An oasis paradise indeed, replete with all the essential elements of Jarman’s subsequent accomplishments. Which is, at least, how he himself saw it when he looked back from 1984.
Here is a 1971 photo by Oberto Gili of Jarman’s amazing Bankside loft, the top floor of a 19th century wheat warehouse. Which had the floors, the ceiling, the views, the space, but not the plumbing or the heat (thus the greenhouse bedroom). There’s the hammock from the first photo, and a laminated cape which had tools, weeds, and detritus retrieved from the abandoned waterfront. [How far do the similarities go between Jarman and other gay pioneer artists like Robert Rauschenberg? Jarman would’ve spit at the comparison; in a 1984 interview at the ICA he slammed Jasper Johns for being a tool of the CIA. #freequeerstudiesdissertationtopics]
Henri Matisse cutout designs for priests’ chasubles for Vence Chapel, 1951, photographed in his studio surrounding a Picasso painting, by Helene Adant. image: tate.org.uk
In Ken Russell’s telling of their first cape-filled visit, Jarman “was getting ready for an exhibition called “Cardinal’s Capes.” It’s a phrase which turns up nowhere else, but which makes me think of Henri Matisse, who designed amazing chasubles for priests to wear in his chapel at Vence. They began as cut-outs, and were translated into fabric, and changed with the seasons.
In 1970-71 Jarman had two solo shows, including capes, at the then-new Lisson Gallery, but he grew to disdain the gallery system. He also hated Pop and bristled at working in the long shadow David Hockney cast over the London art scene. He opened his studio for his own damn show in 1972, which Peake says was disappointing [though he sold some work and celebrities turned up for the opening, so what greater success could art hope for?]
He included new capes made from black lacquered newsprint [Rauschenberg?] in a 1984 mid-career exhibition at the ICA. [He was 42.] And in that public talk, he described funding his early features by selling paintings and raising money from his painting collectors.
Anyway, are there any Jarman capes left to be seen? I can’t find any. In 2015, the ICA screened Jarman’s super8 documentation of his 1984 show for the first time, but there’s no visual trace online. And as the caption to the original photo mentions, his earlier capes, including what he called his Skycapes, were destroyed along with Jarman’s and others’ studios in 1979.
By retrospectively titling them with the sky, and using the term “blue pigment” instead of paint, Jarman also seems to be linking the capes to one of his clearest references, Yves Klein. Klein the outrager who said his first artwork was signing the sky. Whose International Klein Blue appeared throughout Jarman’s notebooks in the 80s. Jarman filmed an IKB monochrome painting and projected a loop of it for a 1987 live poetry/music performance event he called Bliss, which became his last, greatest film, Blue, in 1991-3.

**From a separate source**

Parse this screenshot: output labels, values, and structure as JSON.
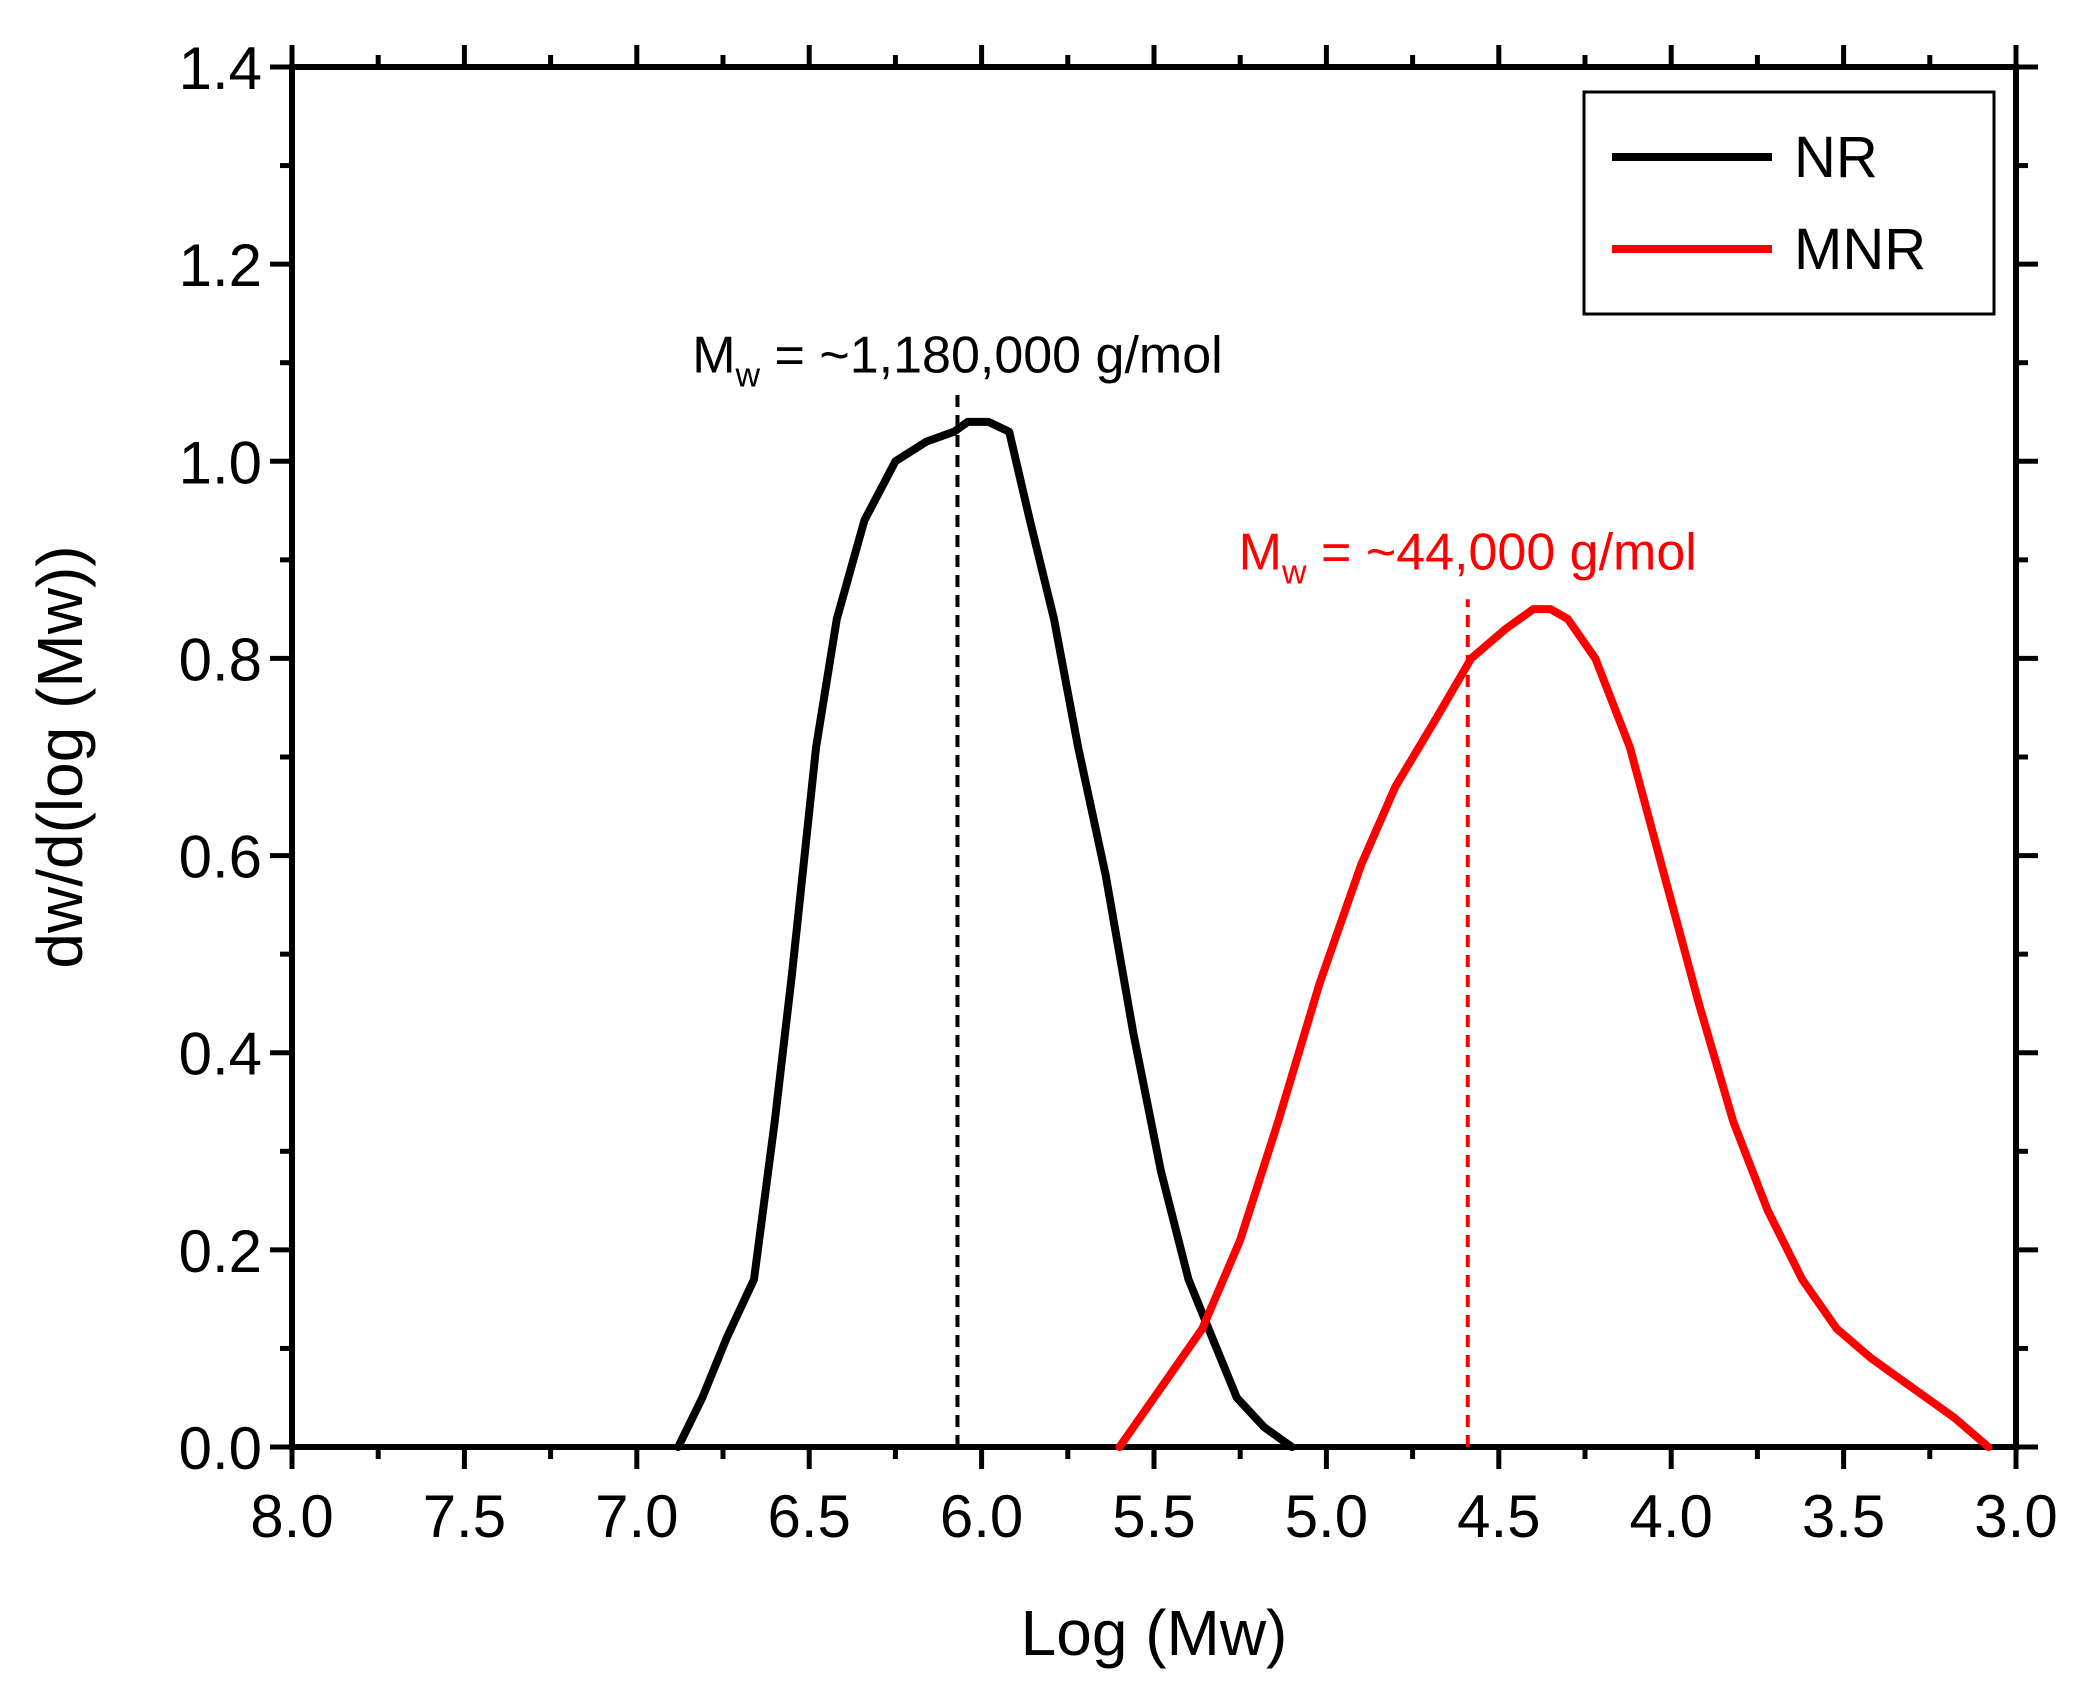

Here is Klein at his wedding on January 21, 1962. Rotraut Uecker is wearing an IKB crown, and he is wearing a cape emblazoned with a Maltese cross. They are processing through the raised swords of the Chevaliers of the Order of St. Sebastian. So at least I know what my dissertation will be about. But first we have to solve the problems that there are almost no Jarman Super-8s online; that Klein’s wedding was filmed, and that’s not around, either. And then, of course, all these destroyed capes. There is a lot of work to do.